Some of Apple’s Network Traffic was Routed Through Russian ISP
For a 12-hour stretch on July 26 and 27, Russia’s Rostelecom was announcing routes for portions of Apple’s network. It is not known if this was due to a border gateway protocol (BGP) misconfiguration or if it was a deliberate hijacking.
Never ascribe to malice what can be explained by a simple typo. Rostelecom owns 18.104.22.168/19 and rerouted 22.214.171.124/19 which is owned by Apple. Note the simple swapped digit in the beginning? Still, it would be nice if Apple would be able to roll out Route Origin Authorization, a feature that has made a real difference in some of these BGP route hijacks from causing more damage. And most of these “hijacks” are simple configuration mistakes. Change control is for people who can't do incident response.
When you look at which groups have responsibility for availability and integrity of critical services, IT ops and Network ops really carry the bulk of the responsibility and authority, not security. But many of the tools and services that security uses will detect misconfigurations before IT/Network ops does.
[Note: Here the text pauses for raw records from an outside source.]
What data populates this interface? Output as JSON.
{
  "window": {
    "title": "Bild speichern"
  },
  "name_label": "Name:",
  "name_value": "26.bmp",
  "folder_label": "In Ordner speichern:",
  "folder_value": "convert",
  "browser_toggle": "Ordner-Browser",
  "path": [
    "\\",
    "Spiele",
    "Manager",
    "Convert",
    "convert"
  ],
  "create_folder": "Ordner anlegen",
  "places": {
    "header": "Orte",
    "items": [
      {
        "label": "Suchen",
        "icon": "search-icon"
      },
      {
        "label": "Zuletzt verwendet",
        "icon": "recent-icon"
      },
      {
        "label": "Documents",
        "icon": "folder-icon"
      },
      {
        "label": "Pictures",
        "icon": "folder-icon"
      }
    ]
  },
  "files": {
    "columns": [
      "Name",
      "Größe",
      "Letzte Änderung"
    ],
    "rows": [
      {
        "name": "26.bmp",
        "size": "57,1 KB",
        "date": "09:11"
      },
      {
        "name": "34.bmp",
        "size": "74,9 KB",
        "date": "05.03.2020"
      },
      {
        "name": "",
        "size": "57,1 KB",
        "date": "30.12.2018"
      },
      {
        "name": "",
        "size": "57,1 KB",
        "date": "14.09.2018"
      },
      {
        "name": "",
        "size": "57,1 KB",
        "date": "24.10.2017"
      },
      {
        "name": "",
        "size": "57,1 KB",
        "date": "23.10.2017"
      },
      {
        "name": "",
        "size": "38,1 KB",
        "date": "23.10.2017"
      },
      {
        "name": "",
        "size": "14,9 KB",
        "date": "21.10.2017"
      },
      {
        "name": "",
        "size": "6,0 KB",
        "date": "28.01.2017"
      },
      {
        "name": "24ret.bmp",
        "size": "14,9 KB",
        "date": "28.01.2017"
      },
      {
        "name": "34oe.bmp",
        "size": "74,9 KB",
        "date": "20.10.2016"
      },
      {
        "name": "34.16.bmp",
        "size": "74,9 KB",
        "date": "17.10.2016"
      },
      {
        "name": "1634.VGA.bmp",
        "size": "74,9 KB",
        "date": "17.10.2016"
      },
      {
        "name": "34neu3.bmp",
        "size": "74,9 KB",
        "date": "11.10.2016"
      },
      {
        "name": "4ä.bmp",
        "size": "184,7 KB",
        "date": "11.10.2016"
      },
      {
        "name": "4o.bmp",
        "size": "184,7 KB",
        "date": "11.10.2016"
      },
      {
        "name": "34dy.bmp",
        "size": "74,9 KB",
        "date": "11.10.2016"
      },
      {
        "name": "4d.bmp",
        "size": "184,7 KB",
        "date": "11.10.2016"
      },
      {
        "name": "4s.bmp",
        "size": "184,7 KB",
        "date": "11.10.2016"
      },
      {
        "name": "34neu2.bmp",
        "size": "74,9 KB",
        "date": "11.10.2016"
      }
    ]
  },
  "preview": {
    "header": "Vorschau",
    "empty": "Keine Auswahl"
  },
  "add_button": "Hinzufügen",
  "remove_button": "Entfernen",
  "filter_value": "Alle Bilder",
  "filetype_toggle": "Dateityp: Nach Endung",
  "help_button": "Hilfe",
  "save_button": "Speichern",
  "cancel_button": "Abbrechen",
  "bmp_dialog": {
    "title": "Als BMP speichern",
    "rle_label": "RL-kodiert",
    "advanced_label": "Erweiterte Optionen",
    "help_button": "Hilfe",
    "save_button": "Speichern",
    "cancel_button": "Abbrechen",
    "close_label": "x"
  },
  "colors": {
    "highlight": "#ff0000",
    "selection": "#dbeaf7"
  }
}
Integrated SOC/NOCs bring many benefits, next best thing is common or at least integrated tools being used across the groups.
Regardless of whether this rerouting was accidental or deliberate this incident is another prime example of the importance of end-to-end encryption for all communications.
While there is no official statement from them, Apple did take action by advertising more specific routes to services during the time their traffic was being routed to Russia, which is about the only recourse you have when this happens. It's unlikely we will learn if this was deliberate, accidental, or a trial balloon for future activities. Make sure that you and your network team have a plan for this scenario.